Seperti dugaan Mimin, tak seberapa lama terdengar suara berdebam. Seperti suara benda tumpul yang ditumbukan ke tubuh. Tetapi Mimin tak berani mengintip. Ia tak kuasa mendengar suara emaknya yang merintih. Bahkan kini seperti ada suara lain. Suara emaknya yang melengking, tetapi tertahan.
Kedasih kembali dengan wajah lecek. Matanya nyalang. Keringatnya mengalir pada wajahnya yang memerah.
”Dipukul lagi, Mak?”
Kedasih menggeletakkan tubuhnya yang ngilu. Dadanya masih berdegup kencang. Mimin, melihat tangan emaknya ada bercak merah. Saat itu tiba-tiba telinganya menangkap kicau burung. Suaranya begitu merintih-rintih, seperti suara emaknya yang menahan kesakitan.
”Itu burung apa, Mak?” tanya Mimin sambil melongok keluar lewat kaca jendela.

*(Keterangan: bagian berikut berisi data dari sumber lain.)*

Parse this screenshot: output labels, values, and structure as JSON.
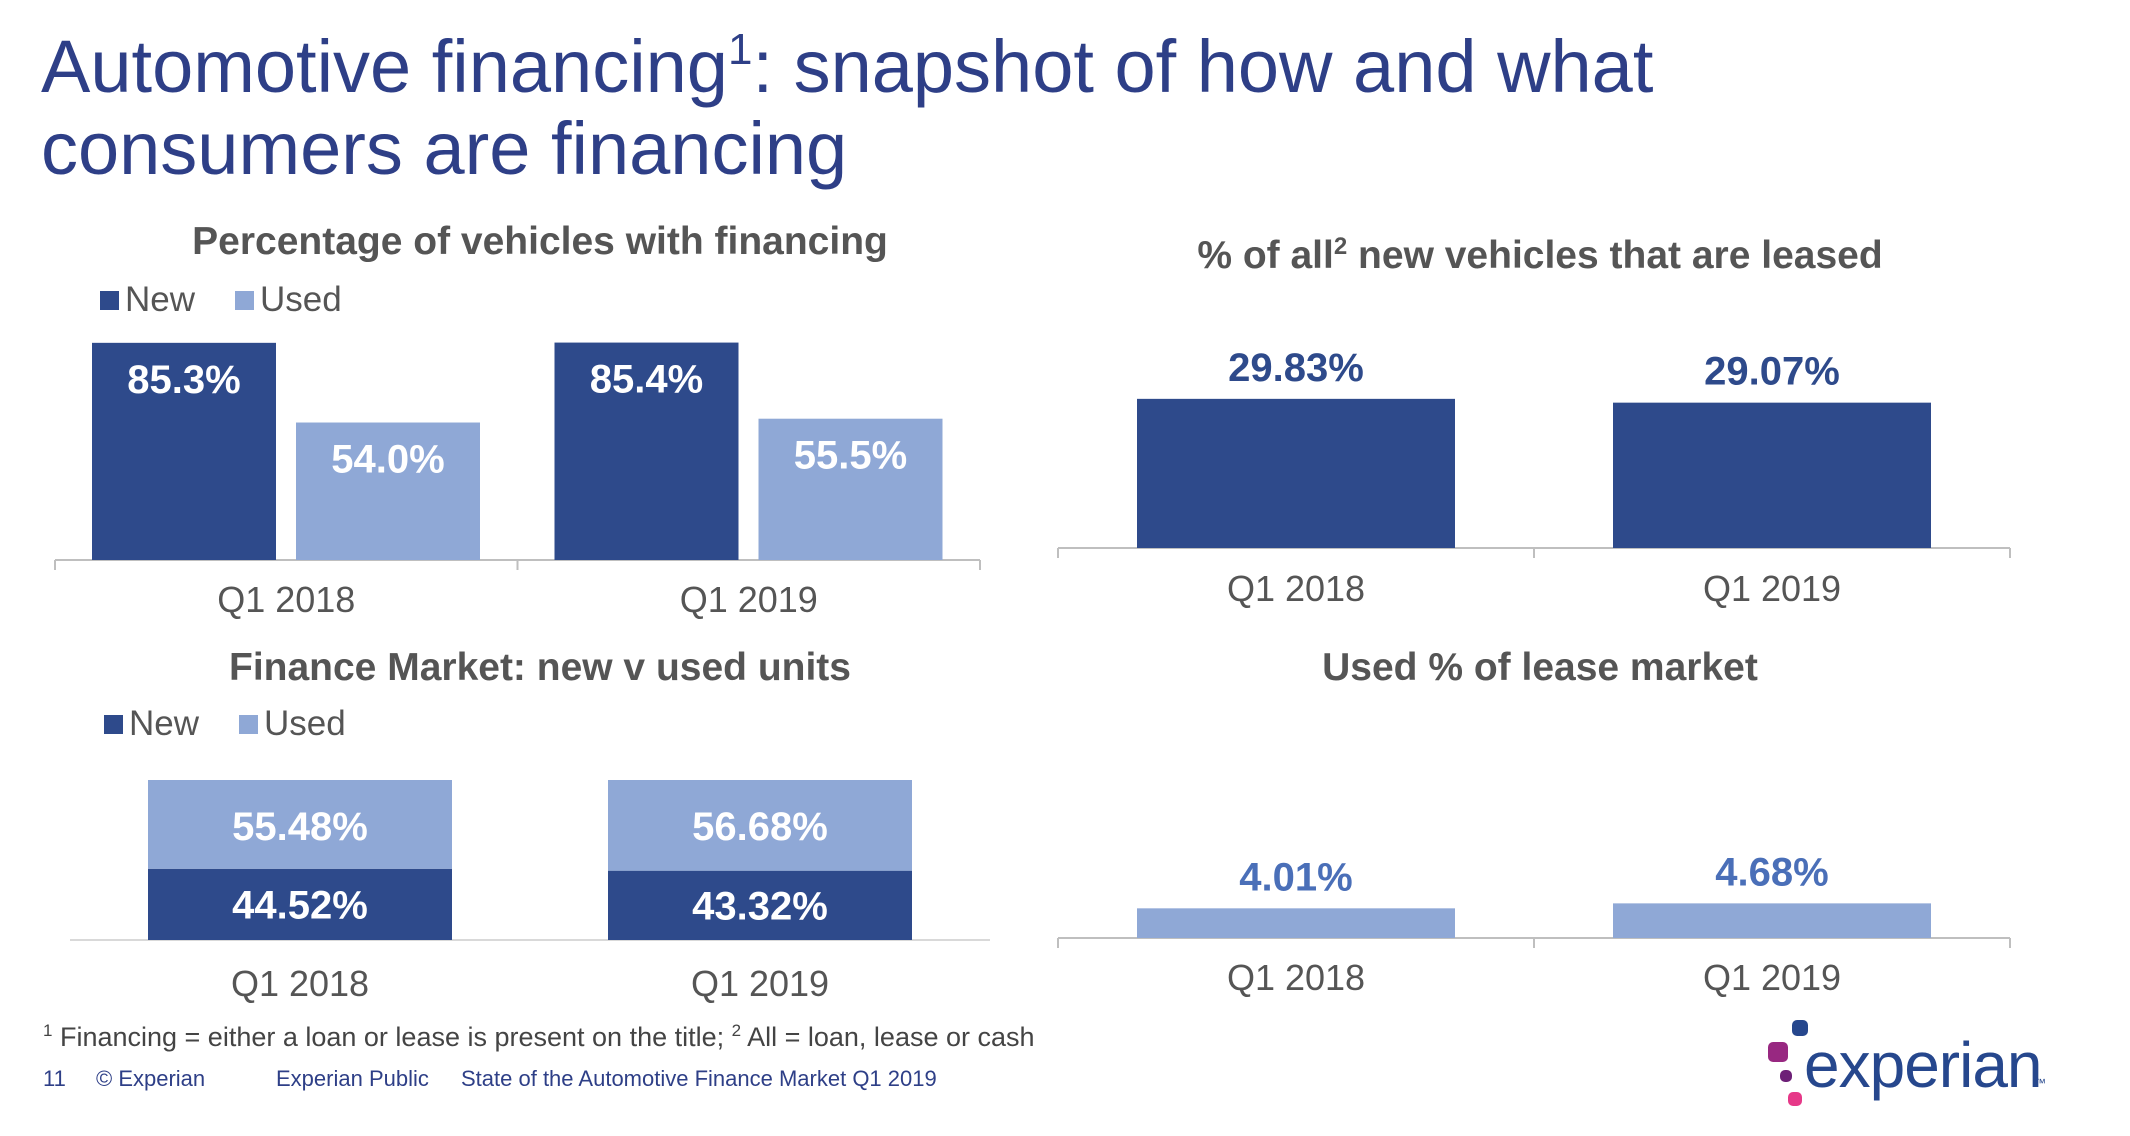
{
  "title": {
    "line1_pre": "Automotive financing",
    "line1_sup": "1",
    "line1_post": ": snapshot of how and what",
    "line2": "consumers are financing"
  },
  "legend": {
    "new": "New",
    "used": "Used"
  },
  "colors": {
    "new": "#2e4a8b",
    "used": "#8fa8d6",
    "title": "#2e3f87",
    "label_dark": "#2e4a8b",
    "label_light": "#4a6fb8"
  },
  "chart_data": [
    {
      "id": "financing",
      "type": "bar",
      "title": "Percentage of vehicles with financing",
      "categories": [
        "Q1 2018",
        "Q1 2019"
      ],
      "series": [
        {
          "name": "New",
          "values": [
            85.3,
            85.4
          ],
          "labels": [
            "85.3%",
            "85.4%"
          ]
        },
        {
          "name": "Used",
          "values": [
            54.0,
            55.5
          ],
          "labels": [
            "54.0%",
            "55.5%"
          ]
        }
      ],
      "ylim": [
        0,
        100
      ],
      "legend": "top-left",
      "grid": false
    },
    {
      "id": "leased",
      "type": "bar",
      "title_pre": "% of all",
      "title_sup": "2",
      "title_post": " new vehicles that are leased",
      "categories": [
        "Q1 2018",
        "Q1 2019"
      ],
      "series": [
        {
          "values": [
            29.83,
            29.07
          ],
          "labels": [
            "29.83%",
            "29.07%"
          ]
        }
      ],
      "ylim": [
        0,
        100
      ],
      "grid": false
    },
    {
      "id": "market",
      "type": "bar",
      "stacked": true,
      "title": "Finance Market: new v used units",
      "categories": [
        "Q1 2018",
        "Q1 2019"
      ],
      "series": [
        {
          "name": "New",
          "values": [
            44.52,
            43.32
          ],
          "labels": [
            "44.52%",
            "43.32%"
          ]
        },
        {
          "name": "Used",
          "values": [
            55.48,
            56.68
          ],
          "labels": [
            "55.48%",
            "56.68%"
          ]
        }
      ],
      "ylim": [
        0,
        100
      ],
      "legend": "top-left",
      "grid": false
    },
    {
      "id": "lease_used",
      "type": "bar",
      "title": "Used % of lease market",
      "categories": [
        "Q1 2018",
        "Q1 2019"
      ],
      "series": [
        {
          "values": [
            4.01,
            4.68
          ],
          "labels": [
            "4.01%",
            "4.68%"
          ]
        }
      ],
      "ylim": [
        0,
        100
      ],
      "grid": false
    }
  ],
  "footnote": {
    "sup1": "1",
    "text1": " Financing = either a loan or lease is present on the title; ",
    "sup2": "2",
    "text2": " All = loan, lease or cash"
  },
  "footer": {
    "page": "11",
    "copyright": "© Experian",
    "classification": "Experian Public",
    "doc_title": "State of the Automotive Finance Market Q1 2019"
  },
  "logo": {
    "word": "experian",
    "tm": "™",
    "dot_colors": [
      "#26478d",
      "#982881",
      "#e63888",
      "#6d2077"
    ]
  }
}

”Emm… burung kedasih,” jawab Kedasih sembari mlungker menahan sakit di ulu hati dan selangkangannya.
”Kok, seperti nama, Emak,” kata Mimin sembari tersenyum.
Di luar sana burung kedasih berkicau berkali-kali. Hiii-tii-ti- ti, tir-ri-ri-ri-ri, hiii-tii-ti-ti, tir- ri-ri-ri-ri. Suara burung itu seperti berkecamuk dalam hati Kedasih hingga larut malam. Kedasih memandang anaknya yang tak berdosa itu dengan penuh kasih sayang.
Di matanya terbayang, bagaimana ia menyelamatkan anaknya itu dari laki-laki pemabuk yang telah membuatnya terpuruk. Laki-laki yang pernah memaksanya mencintai. Laki-laki yang memaksa membuahi spermanya. Dan kemudian laki-laki itu pergi, karena orangtuanya tak merestui. Kedasih pun juga memilih minggat untuk menyelamatkan anaknya. Dan membuang sial bagi keluarganya.
Tetapi apa daya, lepas dari buaya darat, terperangkap di kandang macan. Di kandang macan ini ia menjadi santapan Tuannya, bila Nyonya pergi, hampir saban malam.
”Macan itu sudah aku habisi. Demi anakku…” batin Kedasih. Dadanya berdegup kencang.
Tiba-tiba Mimin menggeliat dan bangkit dari tidurnya. ”Kok, burung itu tidak berhenti berkicau, Mak?”
Kedasih berusaha bangkit, sembari memberi isyarat tangan ke mulut. Tetapi Kedasih tak jadi bangkit. Ulu hatinya terasa kecepit.
”Kata orang, itu pertanda ada malaikat lewat,” kata Kedasih lirih.
”Oh, berarti dia burung yang baik, seperti Mak.”
”Dia malaikat pencabut nyawa…,” kata Kedasih, lirih sekali.
Mimin beringsut dan segera menghambur memeluk emaknya. Ia merasakan dengus napas emaknya begitu kencang. Detak nadinya terasa cepat. Tapi sebentar kemudian terasa melambat. Berhenti!
”Seharusnya malaikat itu tahu doa kita, Mak, agar kita bisa pergi dari rumah ini,” ucap Mimin.
Tak ada jawaban. Mimin, mengeratkan dekapan ke tubuh emaknya yang membatu. Bau tubuh emaknya terasa anyir. Tetapi Mimin tak peduli.
Di luar sana, kicau burung kedasih tak terdengar. Tiba-tiba malam robek oleh jeritan Nyonya. Mimin membenamkan wajah pada tubuh emaknya yang diam dan beku. Di bawah sana, Nyonya memeluk suaminya yang bersimbah darah.